Dr. Steven Berkowitz is a child trauma psychologist. I reached out to him last week and ask if he'd take the time to help all of you out there helping children cope with the aftermath of Harvey. And now with Irma barreling down on Florida and an unknown path for Jose, it looks like storm season is really a hard one for many of us. (He has previously talked about helping children deal with the emotions of terrorism.)
In this special episode, we're running over our usual ten minutes and this episode is different from others.

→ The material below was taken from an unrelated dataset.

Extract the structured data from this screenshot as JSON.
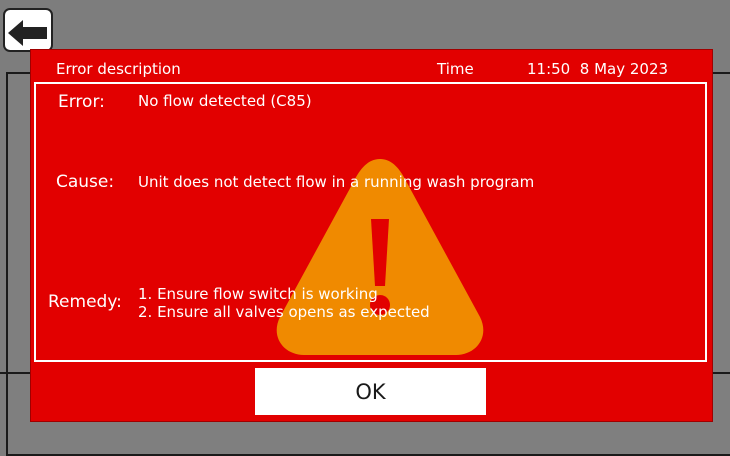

Kip and I met last week to determine what we could do to help. We want all of you out there who are hurting to know that you are not alone. I hope this will be a resource that helps many of you. (Thank you to everyone on the #10MT team who helped turn this show around so quickly. Our hearts and prayers are with our friends who are hurting.)
- Listen to the show on iTunes or Stitcher
- Stream by clicking here.
Some ways to help:
- Adopt a Houston Classroom – a Google form to help match those who need help with those wanting to help – right now it is ONLY open for Texas teachers needing help, but they'll open it back up for those who want to help soon. (we hope.)
- Harvey/Storm Book Request – for schools who need to replace books
- Kasey Bell has listed some relief agencies for donations
Helping Kids Recover from the Trauma of a Storm
From Audio File: SPECIAL-EPISODE-HARVEY-Steven-Berkowitz
Wednesday, September 6, 2017
Vicki: Today we’re talking with Dr. Steven Berkowitz. He is the Director of the Penn Center for Youth and Family Trauma Response and Recovery and someone that I’ve turned to quite a few times in my podcasting career when we need to talk to kids about trauma. Today we’re going to talk about helping kids cope with the trauma of a storm.
Where do we start?
So, Steven, there are so many people who are struggling with what has happened with Hurricane Harvey in Texas, and there are even kids that are watching this. Today we’re really going to focus on those kids that are dealing with what’s going on right now. Where do we even start with this sort of trauma?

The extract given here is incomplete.